We Can’t Have ‘National Dialogues’ If People Get Fired For Talking Honestly

Share

“While we write and print millions of words about race in America, why is it still so hard to have a truly respectful, decent, and humble dialogue about perhaps the most complicated and contentious issue in American life?” asks David French in his Dispatch article “American Racism: We’ve Got So Very Far to Go.” Yet he does not mention in his story of personal change the elephant in the room: the Black Lives Matter movement’s radical cultural hegemony.

Establishment Republicans made the same mistake by ignoring the movement’s radical premise: that at its core, America is rotten and systemically racist, and thus woke Americans must rebuild and reimagine the country from the ground up.

Utah Republican Sen. Mitt Romney marched with the Black Lives Matter movement, and former United Nations Ambassador Nikki Haley tweeted, “It’s important to understand that the death of George Floyd was personal and painful for many. In order to heal, it needs to be personal and painful for everyone.”

Kentucky Sen. Mitch McConnell admirably tweeted, “Our republic can survive a pandemic. It can survive civil unrest. But ideas and deliberation are our foundation. America cannot be America if civil disagreement becomes a contradiction in terms. Anti-speech silencing tactics are a cancer in a free and open society.” But aside from McConnell and Sen. Josh Hawley, few Republican leaders denounced BLM’s central claim.

Maybe many Americans are willing to have a productive conversation about race. Maybe they want to respectfully question the merits of workplace diversity training programs, for example. But the risk in participating far outweighs any reward.

Bow or Be Canceled

A Vermont school principal was placed on administrative leave for writing on Facebook, “I firmly believe that Black Lives Matter, but I DO NOT agree with the coercive measures taken to get to this point across; some of which are falsified in an attempt to prove a point.” Tim Gordon, a Catholic high school theology teacher, was fired for comparing Black Lives Matter to a terrorist organization. A Massachusetts Institute of Technology Catholic chaplain was forced to resign after sending an email in which he said Floyd had “not lived a virtuous life.”

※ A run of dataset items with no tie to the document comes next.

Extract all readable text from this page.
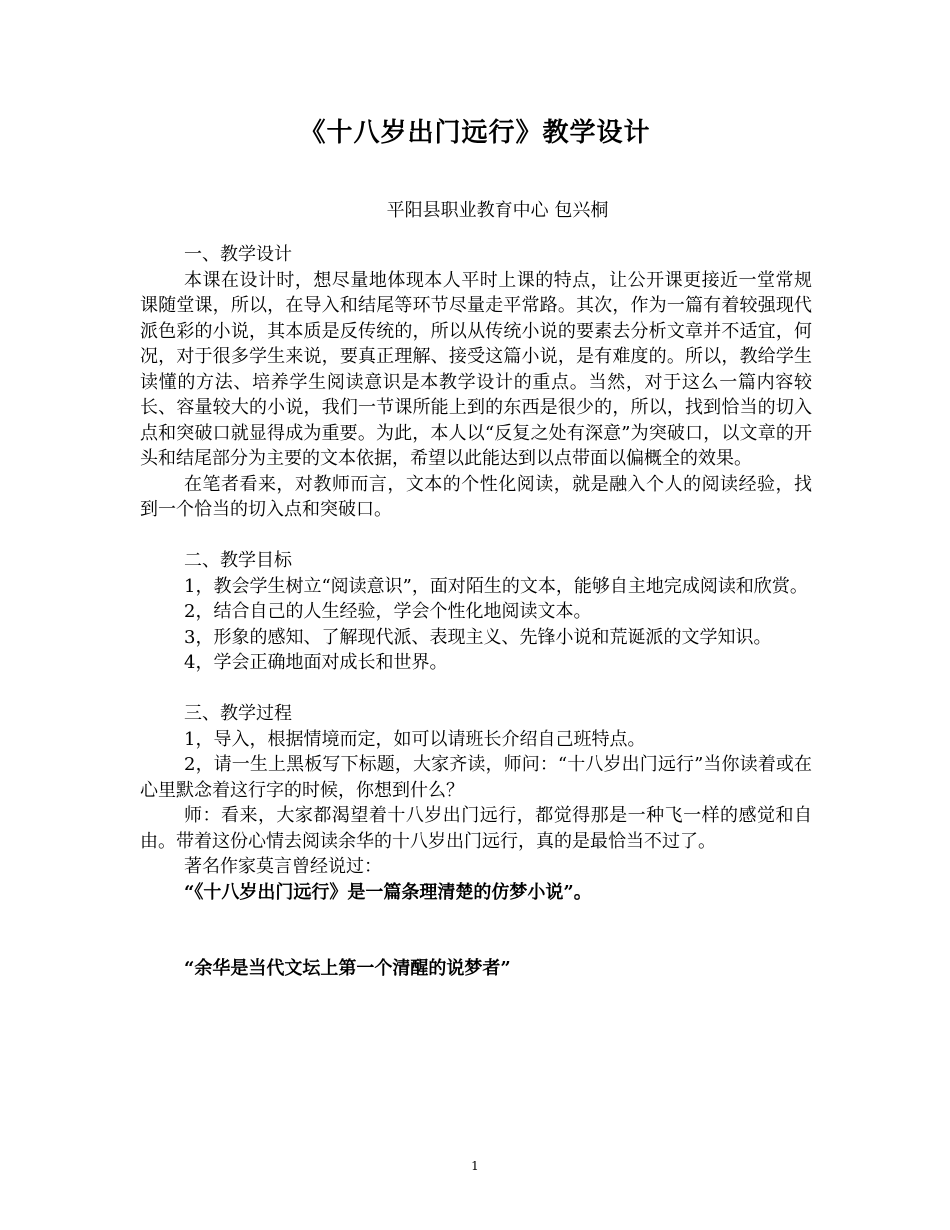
《十八岁出门远行》教学设计
平阳县职业教育中心 包兴桐

一、教学设计

本课在设计时，想尽量地体现本人平时上课的特点，让公开课更接近一堂常规课随堂课，所以，在导入和结尾等环节尽量走平常路。其次，作为一篇有着较强现代派色彩的小说，其本质是反传统的，所以从传统小说的要素去分析文章并不适宜，何况，对于很多学生来说，要真正理解、接受这篇小说，是有难度的。所以，教给学生读懂的方法、培养学生阅读意识是本教学设计的重点。当然，对于这么一篇内容较长、容量较大的小说，我们一节课所能上到的东西是很少的，所以，找到恰当的切入点和突破口就显得成为重要。为此，本人以“反复之处有深意”为突破口，以文章的开头和结尾部分为主要的文本依据，希望以此能达到以点带面以偏概全的效果。

在笔者看来，对教师而言，文本的个性化阅读，就是融入个人的阅读经验，找到一个恰当的切入点和突破口。

二、教学目标

1，教会学生树立“阅读意识”，面对陌生的文本，能够自主地完成阅读和欣赏。

2，结合自己的人生经验，学会个性化地阅读文本。

3，形象的感知、了解现代派、表现主义、先锋小说和荒诞派的文学知识。

4，学会正确地面对成长和世界。

三、教学过程

1，导入，根据情境而定，如可以请班长介绍自己班特点。

2，请一生上黑板写下标题，大家齐读，师问：“十八岁出门远行”当你读着或在心里默念着这行字的时候，你想到什么？

师：看来，大家都渴望着十八岁出门远行，都觉得那是一种飞一样的感觉和自由。带着这份心情去阅读余华的十八岁出门远行，真的是最恰当不过了。

著名作家莫言曾经说过：

“《十八岁出门远行》是一篇条理清楚的仿梦小说”。

“余华是当代文坛上第一个清醒的说梦者”

1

Paul Krugman and a number of prominent academics called for the firing of University of Chicago professor of economics Harald Uhlig. On Twitter, Uhlig criticized Black Lives Matter, saying, “Too bad, but #blacklivesmatter per its core organization @Blklivesmatter just torpedoed itself, with is full-fledge support of #defundthepolice.” Krugman fired back, “Yet another privileged white man who evidently can’t control his urge to belittle the concerns of those less fortunate.”

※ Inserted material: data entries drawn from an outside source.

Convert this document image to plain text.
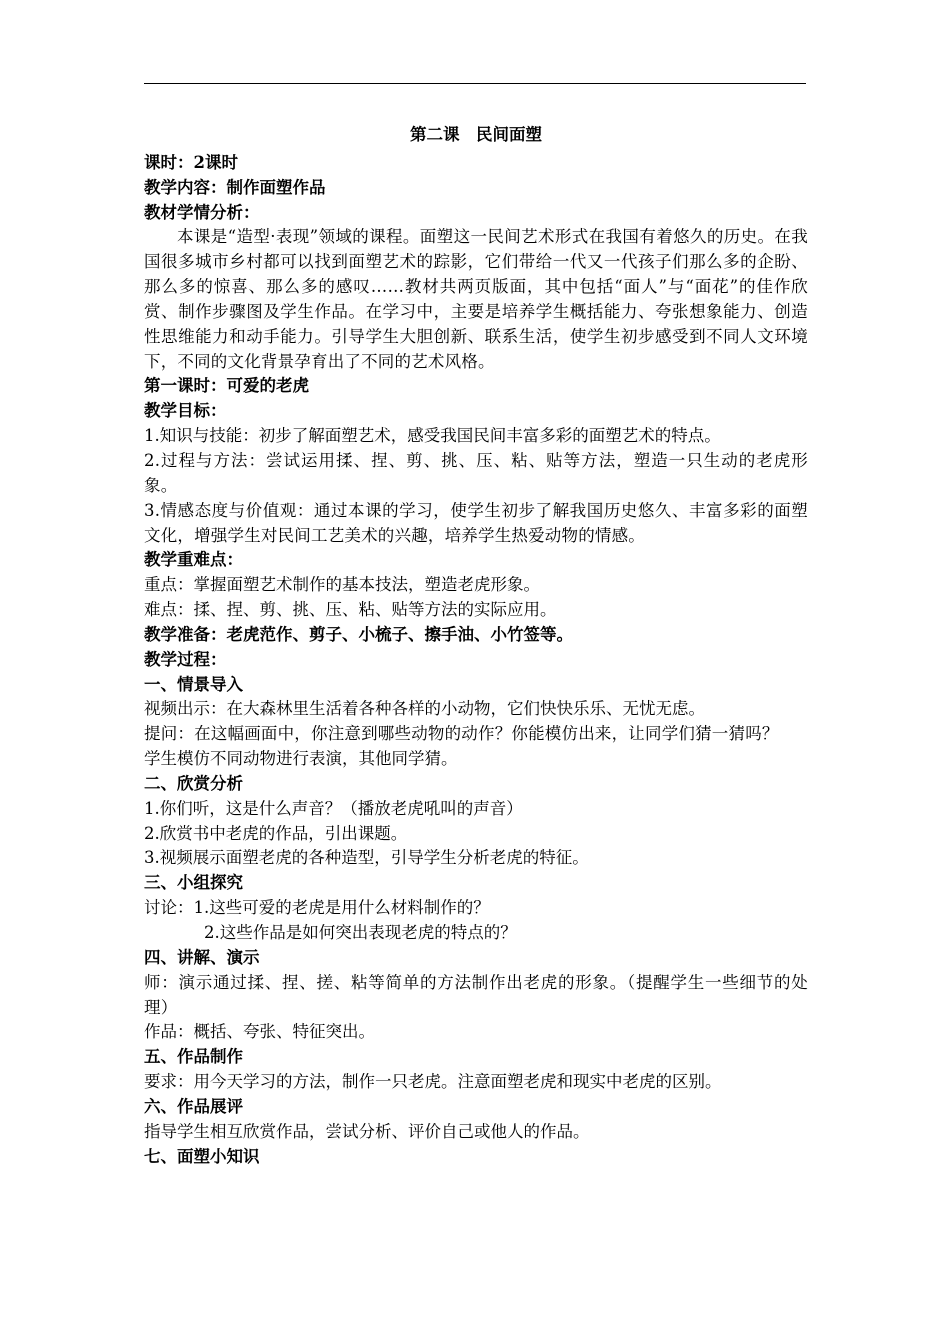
第二课　民间面塑
课时：2课时
教学内容：制作面塑作品
教材学情分析：
本课是“造型·表现”领域的课程。面塑这一民间艺术形式在我国有着悠久的历史。在我国很多城市乡村都可以找到面塑艺术的踪影，它们带给一代又一代孩子们那么多的企盼、那么多的惊喜、那么多的感叹……教材共两页版面，其中包括“面人”与“面花”的佳作欣赏、制作步骤图及学生作品。在学习中，主要是培养学生概括能力、夸张想象能力、创造性思维能力和动手能力。引导学生大胆创新、联系生活，使学生初步感受到不同人文环境下，不同的文化背景孕育出了不同的艺术风格。
第一课时：可爱的老虎
教学目标：
1.知识与技能：初步了解面塑艺术，感受我国民间丰富多彩的面塑艺术的特点。
2.过程与方法：尝试运用揉、捏、剪、挑、压、粘、贴等方法，塑造一只生动的老虎形象。
3.情感态度与价值观：通过本课的学习，使学生初步了解我国历史悠久、丰富多彩的面塑文化，增强学生对民间工艺美术的兴趣，培养学生热爱动物的情感。
教学重难点：
重点：掌握面塑艺术制作的基本技法，塑造老虎形象。
难点：揉、捏、剪、挑、压、粘、贴等方法的实际应用。
教学准备：老虎范作、剪子、小梳子、擦手油、小竹签等。
教学过程：
一、情景导入
视频出示：在大森林里生活着各种各样的小动物，它们快快乐乐、无忧无虑。
提问：在这幅画面中，你注意到哪些动物的动作？你能模仿出来，让同学们猜一猜吗？
学生模仿不同动物进行表演，其他同学猜。
二、欣赏分析
1.你们听，这是什么声音？（播放老虎吼叫的声音）
2.欣赏书中老虎的作品，引出课题。
3.视频展示面塑老虎的各种造型，引导学生分析老虎的特征。
三、小组探究
讨论：1.这些可爱的老虎是用什么材料制作的？
2.这些作品是如何突出表现老虎的特点的？
四、讲解、演示
师：演示通过揉、捏、搓、粘等简单的方法制作出老虎的形象。（提醒学生一些细节的处理）
作品：概括、夸张、特征突出。
五、作品制作
要求：用今天学习的方法，制作一只老虎。注意面塑老虎和现实中老虎的区别。
六、作品展评
指导学生相互欣赏作品，尝试分析、评价自己或他人的作品。
七、面塑小知识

No one outside conservative media can criticize Black Lives Matter without being fired or ostracized, so how can we expect the average American to chime in for a productive dialogue?

Furthermore, American corporations reinforce BLM’s cultural sway, driving conversation in one direction. The biggest corporations have donated millions to Black Lives Matter and related organizations. Diversity consulting has become fashionable.

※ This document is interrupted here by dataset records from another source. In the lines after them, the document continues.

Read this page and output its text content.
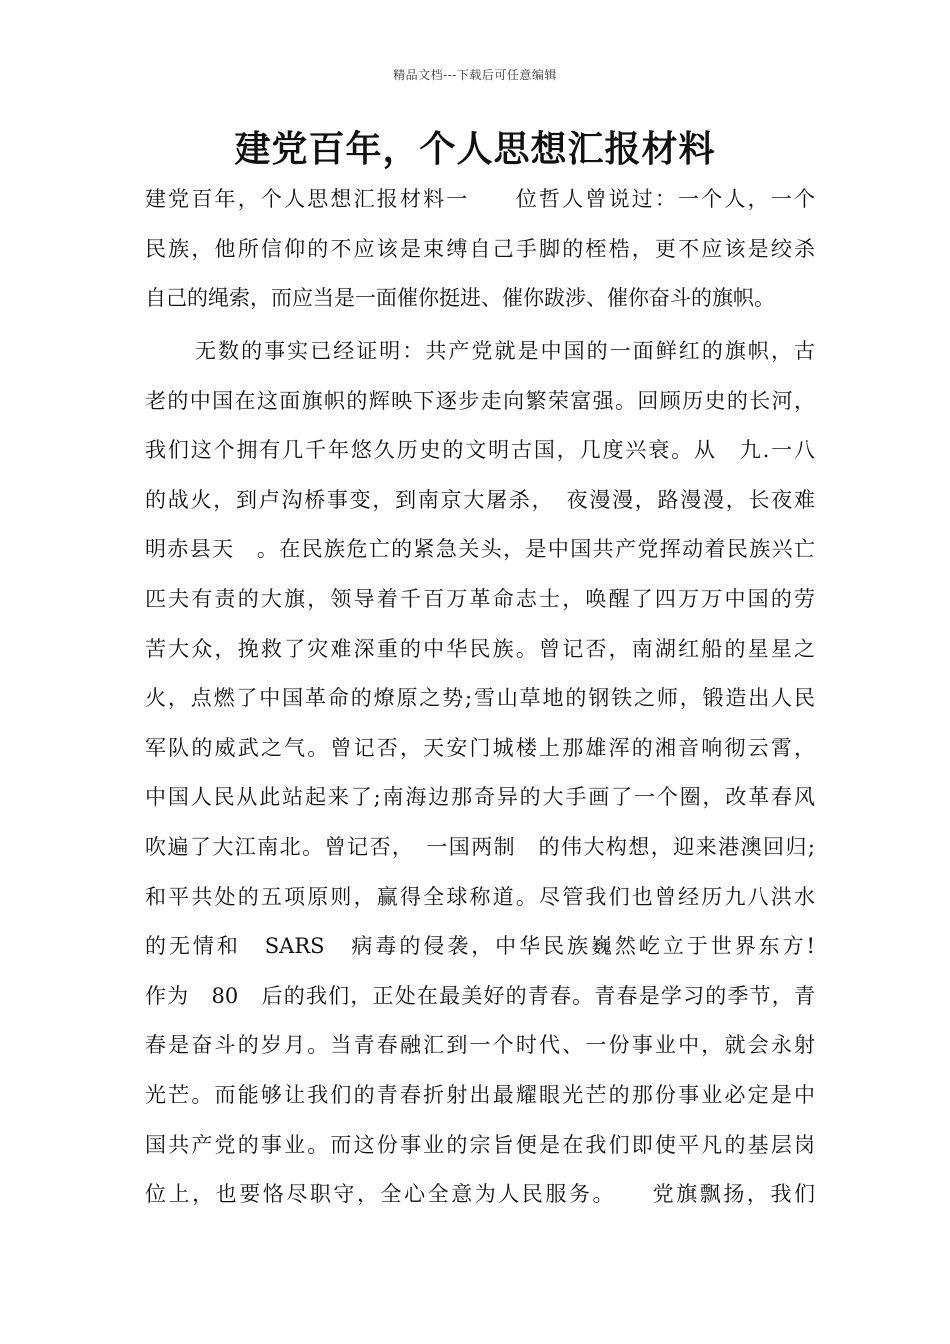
精品文档---下载后可任意编辑
建党百年，个人思想汇报材料
建党百年，个人思想汇报材料一　　位哲人曾说过：一个人，一个
民族，他所信仰的不应该是束缚自己手脚的桎梏，更不应该是绞杀
自己的绳索，而应当是一面催你挺进、催你跋涉、催你奋斗的旗帜。
无数的事实已经证明：共产党就是中国的一面鲜红的旗帜，古
老的中国在这面旗帜的辉映下逐步走向繁荣富强。回顾历史的长河，
我们这个拥有几千年悠久历史的文明古国，几度兴衰。从　九.一八
的战火，到卢沟桥事变，到南京大屠杀，　夜漫漫，路漫漫，长夜难
明赤县天　。在民族危亡的紧急关头，是中国共产党挥动着民族兴亡
匹夫有责的大旗，领导着千百万革命志士，唤醒了四万万中国的劳
苦大众，挽救了灾难深重的中华民族。曾记否，南湖红船的星星之
火，点燃了中国革命的燎原之势;雪山草地的钢铁之师，锻造出人民
军队的威武之气。曾记否，天安门城楼上那雄浑的湘音响彻云霄，
中国人民从此站起来了;南海边那奇异的大手画了一个圈，改革春风
吹遍了大江南北。曾记否，　一国两制　的伟大构想，迎来港澳回归;
和平共处的五项原则，赢得全球称道。尽管我们也曾经历九八洪水
的无情和　SARS　病毒的侵袭，中华民族巍然屹立于世界东方!
作为　80　后的我们，正处在最美好的青春。青春是学习的季节，青
春是奋斗的岁月。当青春融汇到一个时代、一份事业中，就会永射
光芒。而能够让我们的青春折射出最耀眼光芒的那份事业必定是中
国共产党的事业。而这份事业的宗旨便是在我们即使平凡的基层岗
位上，也要恪尽职守，全心全意为人民服务。　　党旗飘扬，我们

Nike released a solemn advertisement morally blackmailing citizens who do not stand up for, or kneel to, Black Lives Matter. MTV changed its logo for LGBT Pride Month and Black Lives Matter. Even the children’s network Nickelodeon interrupted broadcasting to air a social justice message. Indoctrination doesn’t begin on college campuses with activist professors; it begins with “SpongeBob Squarepants” reruns.

Hollywood celebrities also play their part. Like corporations, celebrities donate millions of dollars and share videos of infamous antisemite Louis Farrakhan with their countless social media followers. Black filmmaker and producer Ava DuVernay, who directed “Selma,” warned white men in Hollywood that questioning social justice dogma could result in unemployment. “Kindly remember,” she wrote, “bias can go both ways.”

Polite Conversation Is Impossible

It’s baffling that any Republican leaders or conservative voices could think it is time to have a chat with Democrats about race relations. That discussion would never include conservatives or anyone else who dissents. Black Lives Matter is not interested in making fact-based arguments. Its activists win arguments through social coercion.

Meanwhile, the most important institutions driving American culture already picked a side. Their leaders kowtowed to the Black Lives Matter movement.

Maybe conservatives should be asking ourselves: How do we defeat identity politics and multiculturalism with the legal and political mechanisms at our disposal, and how do we erect our own cultural institutions to push back against corporate America and Hollywood’s influence?

Contra French, polite conversation cannot exist while powerful cultural forces erode the bedrock upon which this country was founded: the Constitution and the rights enshrined therein. When we form a strategy to defeat these forces and succeed, then we can talk about race relations without capitulating to radicals. Otherwise, no humble, decent, and respectful conversation about any contentious political issue will ever occur again in this country.

Citizens are targeted for their political views. Our American founding has been slandered. The last thing we should do is turn the other cheek.